All of lore.kernel.org
 help / color / mirror / Atom feed
* [PATCH] AIO: Don't plug the I/O queue in do_io_submit()
@ 2011-12-13 21:44 Dave Kleikamp
  2011-12-13 22:18 ` Jeff Moyer
  2011-12-15  1:09 ` Shaohua Li
  0 siblings, 2 replies; 8+ messages in thread
From: Dave Kleikamp @ 2011-12-13 21:44 UTC (permalink / raw)
  To: linux-aio; +Cc: linux-kernel, Chris Mason, Jens Axboe, Andi Kleen, Jeff Moyer

Asynchronous I/O latency to a solid-state disk greatly increased
between the 2.6.32 and 3.0 kernels. By removing the plug from
do_io_submit(), we observed a 34% improvement in the I/O latency.

Unfortunately, at this level, we don't know if the request is to
a rotating disk or not.

Signed-off-by: Dave Kleikamp <dave.kleikamp@oracle.com>
Cc: linux-aio@kvack.org
Cc: Chris Mason <chris.mason@oracle.com>
Cc: Jens Axboe <axboe@kernel.dk>
Cc: Andi Kleen <ak@linux.intel.com>
Cc: Jeff Moyer <jmoyer@redhat.com>

diff --git a/fs/aio.c b/fs/aio.c
index 78c514c..d131a2c 100644
--- a/fs/aio.c
+++ b/fs/aio.c
@@ -1696,7 +1696,6 @@ long do_io_submit(aio_context_t ctx_id, long nr,
 	struct kioctx *ctx;
 	long ret = 0;
 	int i = 0;
-	struct blk_plug plug;
 	struct kiocb_batch batch;
 
 	if (unlikely(nr < 0))
@@ -1716,8 +1715,6 @@ long do_io_submit(aio_context_t ctx_id, long nr,
 
 	kiocb_batch_init(&batch, nr);
 
-	blk_start_plug(&plug);
-
 	/*
 	 * AKPM: should this return a partial result if some of the IOs were
 	 * successfully submitted?
@@ -1740,7 +1737,6 @@ long do_io_submit(aio_context_t ctx_id, long nr,
 		if (ret)
 			break;
 	}
-	blk_finish_plug(&plug);
 
 	kiocb_batch_free(&batch);
 	put_ioctx(ctx);

^ permalink raw reply related	[flat|nested] 8+ messages in thread

* Re: [PATCH] AIO: Don't plug the I/O queue in do_io_submit()
  2011-12-13 21:44 [PATCH] AIO: Don't plug the I/O queue in do_io_submit() Dave Kleikamp
@ 2011-12-13 22:18 ` Jeff Moyer
  2011-12-13 23:26   ` Dave Kleikamp
  2011-12-15  1:09 ` Shaohua Li
  1 sibling, 1 reply; 8+ messages in thread
From: Jeff Moyer @ 2011-12-13 22:18 UTC (permalink / raw)
  To: Dave Kleikamp
  Cc: linux-aio, linux-kernel, Chris Mason, Jens Axboe, Andi Kleen

Dave Kleikamp <dave.kleikamp@oracle.com> writes:

> Asynchronous I/O latency to a solid-state disk greatly increased
> between the 2.6.32 and 3.0 kernels.
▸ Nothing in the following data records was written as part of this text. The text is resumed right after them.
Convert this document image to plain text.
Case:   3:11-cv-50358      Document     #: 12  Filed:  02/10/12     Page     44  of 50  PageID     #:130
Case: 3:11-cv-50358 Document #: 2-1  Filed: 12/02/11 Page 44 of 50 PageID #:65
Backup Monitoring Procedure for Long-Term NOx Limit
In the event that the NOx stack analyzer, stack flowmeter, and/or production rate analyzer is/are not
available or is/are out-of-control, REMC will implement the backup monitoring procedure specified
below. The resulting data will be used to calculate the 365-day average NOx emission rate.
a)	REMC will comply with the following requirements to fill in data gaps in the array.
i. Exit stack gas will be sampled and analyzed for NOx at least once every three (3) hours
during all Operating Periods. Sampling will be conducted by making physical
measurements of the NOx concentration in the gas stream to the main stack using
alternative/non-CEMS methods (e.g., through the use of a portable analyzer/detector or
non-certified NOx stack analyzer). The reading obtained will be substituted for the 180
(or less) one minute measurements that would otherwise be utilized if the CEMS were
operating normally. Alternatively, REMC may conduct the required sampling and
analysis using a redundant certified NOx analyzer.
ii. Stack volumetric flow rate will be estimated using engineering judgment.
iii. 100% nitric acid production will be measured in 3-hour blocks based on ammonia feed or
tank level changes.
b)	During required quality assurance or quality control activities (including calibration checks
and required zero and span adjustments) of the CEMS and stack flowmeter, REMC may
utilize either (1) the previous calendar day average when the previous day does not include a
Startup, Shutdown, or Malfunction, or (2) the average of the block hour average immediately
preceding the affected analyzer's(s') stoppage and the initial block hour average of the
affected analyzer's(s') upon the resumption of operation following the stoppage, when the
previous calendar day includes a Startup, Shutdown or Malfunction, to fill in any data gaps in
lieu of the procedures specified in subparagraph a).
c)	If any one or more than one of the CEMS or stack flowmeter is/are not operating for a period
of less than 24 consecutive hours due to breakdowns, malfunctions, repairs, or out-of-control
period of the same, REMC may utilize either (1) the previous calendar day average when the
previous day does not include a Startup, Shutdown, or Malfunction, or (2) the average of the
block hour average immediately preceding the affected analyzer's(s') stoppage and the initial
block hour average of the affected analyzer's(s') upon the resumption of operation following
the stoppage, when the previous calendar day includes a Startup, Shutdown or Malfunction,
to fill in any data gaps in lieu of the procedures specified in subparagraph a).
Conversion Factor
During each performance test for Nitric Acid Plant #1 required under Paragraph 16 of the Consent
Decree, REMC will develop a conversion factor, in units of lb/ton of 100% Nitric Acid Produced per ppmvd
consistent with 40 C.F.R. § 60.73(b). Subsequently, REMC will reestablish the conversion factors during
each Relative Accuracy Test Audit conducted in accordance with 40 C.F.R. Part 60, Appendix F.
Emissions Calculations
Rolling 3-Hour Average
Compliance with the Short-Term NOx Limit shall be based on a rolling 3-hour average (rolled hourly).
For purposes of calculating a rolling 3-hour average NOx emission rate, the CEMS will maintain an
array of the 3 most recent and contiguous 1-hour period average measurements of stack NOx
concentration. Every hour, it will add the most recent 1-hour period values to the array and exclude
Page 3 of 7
By removing the plug from
> do_io_submit(), we observed a 34% improvement in the I/O latency.
>
> Unfortunately, at this level, we don't know if the request is to
> a rotating disk or not.

I'm guessing I know the answer to this, but what workload were you
testing, and can you provide more concrete evidence than "latency
greatly increased?"  Also, have you tested the effects this has when
using traditional storage for whatever your workload is?  I don't feel
comfortable essentially reverting a performance patch without knowing
the entire picture.  I will certainly do some testing on my end, too.

Cheers,
Jeff

^ permalink raw reply	[flat|nested] 8+ messages in thread

* Re: [PATCH] AIO: Don't plug the I/O queue in do_io_submit()
  2011-12-13 22:18 ` Jeff Moyer
@ 2011-12-13 23:26   ` Dave Kleikamp
  2011-12-14 20:58     ` Chris Mason
  0 siblings, 1 reply; 8+ messages in thread
From: Dave Kleikamp @ 2011-12-13 23:26 UTC (permalink / raw)
  To: Jeff Moyer; +Cc: linux-aio, linux-kernel, Chris Mason, Jens Axboe, Andi Kleen

On 12/13/2011 04:18 PM, Jeff Moyer wrote:
> Dave Kleikamp <dave.kleikamp@oracle.com> writes:
> 
>> Asynchronous I/O latency to a solid-state disk greatly increased
>> between the 2.6.32 and 3.0 kernels. By removing the plug from
>> do_io_submit(), we observed a 34% improvement in the I/O latency.
>>
>> Unfortunately, at this level, we don't know if the request is to
>> a rotating disk or not.
> 
> I'm guessing I know the answer to this, but what workload were you
> testing, and can you provide more concrete evidence than "latency
> greatly increased?"

It is a piece of a larger industry-standard benchmark and you're
probably guessing correctly. The "greatly increased" latency was
actually slightly higher the improvement I get with this patch. So the
patch brought the latency nearly down to where it was before.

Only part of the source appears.